Roman seemed completely unbothered by this revelation, and instead focused on drawing out alternate routes on the maps.
“Okay, yes,” Priyanka said. “But it’s not really our fault. Charlie went out to yell at you to come inside before you got hit by lightning, and he saw it, and then he ran back inside and got very flustered and embarrassed and told us it was nothing, which seemed deeply suspicious, all things considered, so of course we all had to go see, just to make sure you were all right and not a pile of charred remains.”
I glared at her in the rearview mirror, then jabbed the scanner button to search for another station. Mercifully, it landed on the zone’s official channel, not Truth Talk Radio’s garbage of the day.
But, unfortunately, it wasn’t good news.
“—catch up those who are just tuning in. We interrupt our usual broadcast to bring you this breaking report from your local Zone Three station—”
“Why did I just shudder at the words breaking report?” Priyanka asked.
Roman let the map drift down to rest on his legs. “Can you turn it up?”
“Following last night’s attempted attack on Interim President Cruz’s motorcade as she returned to the White House, the Secretary-General of the United Nations has issued the following statement….”
The blood seemed to swell inside my veins, the pressure driving my pulse up to the point of pain. Secretary-General Chung never issued public statements on behalf of America unless…
“After a meeting with delegates from each nation of the coalition overseeing the restoration of the United States government, we have reached a unanimous decision to extend the United Nation’s oversight for the next two years. These tensions, all of which have arisen over what would have been the first independent election since the removal of former president Gray’s administration, have demonstrated a dangerous volatility that still exists in the country. For the sake of domestic and international stability, we will maintain the status quo as it exists today, and increase our support to both the Defender and peacekeeping forces. Thank you.”

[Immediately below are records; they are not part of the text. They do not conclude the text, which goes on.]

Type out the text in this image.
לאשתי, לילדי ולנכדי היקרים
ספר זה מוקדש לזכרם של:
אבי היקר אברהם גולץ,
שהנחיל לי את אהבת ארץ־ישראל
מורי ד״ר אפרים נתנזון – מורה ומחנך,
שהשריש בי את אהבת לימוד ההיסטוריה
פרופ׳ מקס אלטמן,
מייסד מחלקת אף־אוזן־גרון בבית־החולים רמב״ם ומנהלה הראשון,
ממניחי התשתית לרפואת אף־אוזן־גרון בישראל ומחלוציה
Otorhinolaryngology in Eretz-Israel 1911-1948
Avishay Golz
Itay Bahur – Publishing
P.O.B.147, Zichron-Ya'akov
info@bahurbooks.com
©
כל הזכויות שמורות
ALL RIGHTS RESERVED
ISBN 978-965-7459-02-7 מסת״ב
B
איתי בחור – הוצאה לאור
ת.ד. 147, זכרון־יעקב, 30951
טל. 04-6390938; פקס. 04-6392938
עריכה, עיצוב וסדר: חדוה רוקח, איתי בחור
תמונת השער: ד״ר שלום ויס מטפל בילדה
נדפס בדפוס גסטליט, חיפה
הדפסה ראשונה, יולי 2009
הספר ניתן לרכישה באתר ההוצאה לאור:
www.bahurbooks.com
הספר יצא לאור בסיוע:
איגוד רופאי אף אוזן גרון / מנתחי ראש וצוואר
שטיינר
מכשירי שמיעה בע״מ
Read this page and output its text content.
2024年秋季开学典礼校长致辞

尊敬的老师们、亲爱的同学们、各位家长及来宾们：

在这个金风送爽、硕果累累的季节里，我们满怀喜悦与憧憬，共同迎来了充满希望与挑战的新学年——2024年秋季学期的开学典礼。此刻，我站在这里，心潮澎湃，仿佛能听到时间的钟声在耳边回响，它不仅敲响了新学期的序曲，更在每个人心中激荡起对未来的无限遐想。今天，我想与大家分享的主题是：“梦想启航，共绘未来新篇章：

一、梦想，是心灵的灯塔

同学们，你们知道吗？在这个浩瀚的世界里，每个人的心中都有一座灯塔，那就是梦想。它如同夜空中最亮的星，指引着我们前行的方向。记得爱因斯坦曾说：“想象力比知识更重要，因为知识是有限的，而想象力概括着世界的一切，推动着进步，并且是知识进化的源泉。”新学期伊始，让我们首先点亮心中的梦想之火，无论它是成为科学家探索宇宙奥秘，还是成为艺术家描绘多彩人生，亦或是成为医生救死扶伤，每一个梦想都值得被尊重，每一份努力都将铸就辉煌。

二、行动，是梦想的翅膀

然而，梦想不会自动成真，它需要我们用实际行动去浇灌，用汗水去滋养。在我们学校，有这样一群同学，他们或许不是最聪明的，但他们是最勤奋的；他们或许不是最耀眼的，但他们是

“They actually did it,” I said. “They actually called off the election like Moore predicted. He couldn’t have wanted this….”
He couldn’t have wanted anything that kept him away from power.
“Residents of Chicago, Indianapolis, Detroit, and other major cities are advised to remain inside and keep roads clear for emergency services as they manage spontaneous demonstrations.”
Spontaneous demonstrations. Classic PR-speak for what were likely raging protests.
“Did he overplay it?” Priyanka asked. “Isn’t this what they’ve been fear-mongering all along? Churning out all that propaganda that the United Nations was too controlling, that they would never let this country go, even as they forced the UN into this position. This is exactly what he wants: open rebellion.”
For weeks—for months—Moore and others like him had been launching dangerous sparks of dissension into the air. And now they were about to rain down over us. In the chaos, the public would turn to him for guidance, even the ones who hadn’t necessarily believed him before. He’d manufactured the proof he’d needed that he was both a prophet and a savior.
“Well,” Liam said, turning to gaze out his window. “Shit.”